'Comply or else' welfare reforms are questioned State planning incentive program

December 15, 1991|By C. Fraser Smith

The Schaefer administration's proposal for making the poor of Maryland live more responsibly or lose up to 30 percent of their welfare money is running into sharp questioning from legislators who endorse the ends but worry about the means.

"There's support for an incentive program as a way to help families and to maintain public support for welfare," said Delegate Samuel I. "Sandy" Rosenberg, D-Baltimore, chairman of House subcommittee on human services, "but there is less support for saying 'Comply or else.' "

Under a plan outlined recently by Carolyn W. Colvin, the state's secretary of human resources, welfare recipients would be asked to document their children's regular attendance at school and family members' regular medical care. A third requirement -- timely payment of rent -- apparently has been dropped as the plan is fine-tuned.

Ideally, Mr. Rosenberg said, the state would offer incentives to people who meet certain standards without threatening their basic grants under Aid to Families with Dependent Children, which now stands at $377 a month for a family of three. That sum would fall to $264 a month, under the Colvin plan, if the family failed to meet the new standards.
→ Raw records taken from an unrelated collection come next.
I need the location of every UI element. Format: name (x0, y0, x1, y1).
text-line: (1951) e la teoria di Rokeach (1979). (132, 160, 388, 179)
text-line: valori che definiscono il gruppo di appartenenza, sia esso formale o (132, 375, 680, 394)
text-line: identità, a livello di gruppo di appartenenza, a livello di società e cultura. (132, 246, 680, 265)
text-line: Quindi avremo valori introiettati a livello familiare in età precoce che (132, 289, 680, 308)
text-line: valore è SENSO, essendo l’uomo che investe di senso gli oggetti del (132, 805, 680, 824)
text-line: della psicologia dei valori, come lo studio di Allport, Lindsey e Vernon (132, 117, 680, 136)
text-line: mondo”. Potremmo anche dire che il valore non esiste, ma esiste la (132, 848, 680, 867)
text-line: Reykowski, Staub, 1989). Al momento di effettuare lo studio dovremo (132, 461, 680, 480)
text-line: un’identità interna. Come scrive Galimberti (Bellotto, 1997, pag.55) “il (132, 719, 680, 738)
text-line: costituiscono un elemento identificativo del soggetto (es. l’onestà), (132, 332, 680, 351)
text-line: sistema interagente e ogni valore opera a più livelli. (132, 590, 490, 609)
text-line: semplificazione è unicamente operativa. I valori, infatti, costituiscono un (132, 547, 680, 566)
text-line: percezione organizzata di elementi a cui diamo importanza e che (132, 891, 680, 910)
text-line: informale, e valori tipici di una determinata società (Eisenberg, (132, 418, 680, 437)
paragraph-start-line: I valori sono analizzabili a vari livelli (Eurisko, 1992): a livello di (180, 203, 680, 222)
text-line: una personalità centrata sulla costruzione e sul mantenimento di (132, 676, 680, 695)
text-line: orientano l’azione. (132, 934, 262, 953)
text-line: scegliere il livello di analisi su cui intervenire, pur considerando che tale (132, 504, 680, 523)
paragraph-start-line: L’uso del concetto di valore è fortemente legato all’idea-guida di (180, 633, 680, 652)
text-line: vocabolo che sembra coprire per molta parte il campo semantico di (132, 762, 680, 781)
With the state budget hemorrhaging, the idea of spending more money on anything has been widely seen as out of the question. But Mr. Rosenberg said he saw the solution in raising taxes.

"This kind of incentive program is as vital as aid to public education or higher education or aid to the subdivisions because we're talking about people who are leading desperate lives. If we can improve the likelihood that they won't stay on welfare, we're benefiting the families -- and preserving public support for the programs," he said.

During a hearing last week in Annapolis, Delegate Rosenberg and others questioned Ms. Colvin closely about how she would make her program work. How would her department know if a child were attending school, for example? Who would decide when a welfare payment was to be denied? Would hearings be held so welfare recipients could argue against the cutoff? Would the program require social services to include an extensive enforcement bureau?

Mr. Rosenberg and other members of his committee were skeptical that the department, with limited and shrinking resources, could run a complicated incentive program effectively and fairly.

"These people are living on the edge, so the benefit of the doubt goes to them," the Baltimore Democrat said. At the same time, he added, "There is the sense everywhere that the welfare system is broke, and you have to fix it." He observed that many other states are developing similar proposals.

Ms. Colvin said her department hopes to have its program in operation by next July but that some of the details have not yet been worked out.

Although department officials have said they hoped to make timely payment of rent a part of the incentive system, Ms. Colvin denied last week that rent payments would be checked. During a news conference where the program was announced, she said the state wants to encourage people to pay their rent first. If there was not enough money left for food, she said, they could turn to private food sources.

"We recognize that grant levels are not adequate," she said. "We're saying that when you have only 'x' number of dollars and that's all you've got, then you've got to set some priorities."

After last week's hearing, however, Ms. Colvin said her department was not equipped to police rental payments, particularly in the private sector.

Mr. Rosenberg said he thought the way the rent issue was dealt with showed a willingness to amend the Colvin program. The poor are so thinly stretched to provide shelter, he said, that basing an incentive program on compliance in that area was not realistic. The rent proposal had drawn some criticism from legislators.

"They are realizing," Mr. Rosenberg said, "that they had made their proposal punitive, and that is not the direction the legislature and the welfare advocates want them to move."

He has heard opposition to the proposal from a number of groups, including the Maryland Alliance For the Poor, the Maryland Food Committee and the Homeless Persons Representation Project, he said.

But the incentive concept in general has considerable support.

Ms. Colvin was asked during last week's hearing if she would consider making grants contingent on a family's control of children who become delinquent.

Ms. Colvin said that requirement had been discussed, but rejected for the time being. Delegate John W. Douglass, D-Baltimore, pressed the point, however, asking her to reconsider.

Delegate Nancy K. Kopp, D-Montgomery, said she finds proposals to curtail another welfare program, General Public Assistance, very troubling.

Ms. Colvin said the so-called GPA program was cut in part because the department worries that some of the screening for eligibility is not as thorough as it might be. Some recipients, she ,, suggested, may not be eligible for the program.

The GPA proposal would limit GPA recipients to those Marylanders with disabilities that are expected to last at least 12 months. Currently, the disability must be of three months' duration for an individual to qualify.

"Where," Ms. Kopp wondered, "will these people go?" She said the GPA program -- for the poorest and the least employable of the poor -- is the ultimate governmental safety net.

She said she thought the legislature would look with great concern on a proposal that essentially shreds this program.

Mr. Rosenberg said he remained confident that arguments for a more realistic incentive program -- one that embraces the goal of responsibility without being punitive -- can be shaped and approved by the legislature if it votes to increase taxes.

5) "I'm finding some sympathy," he said.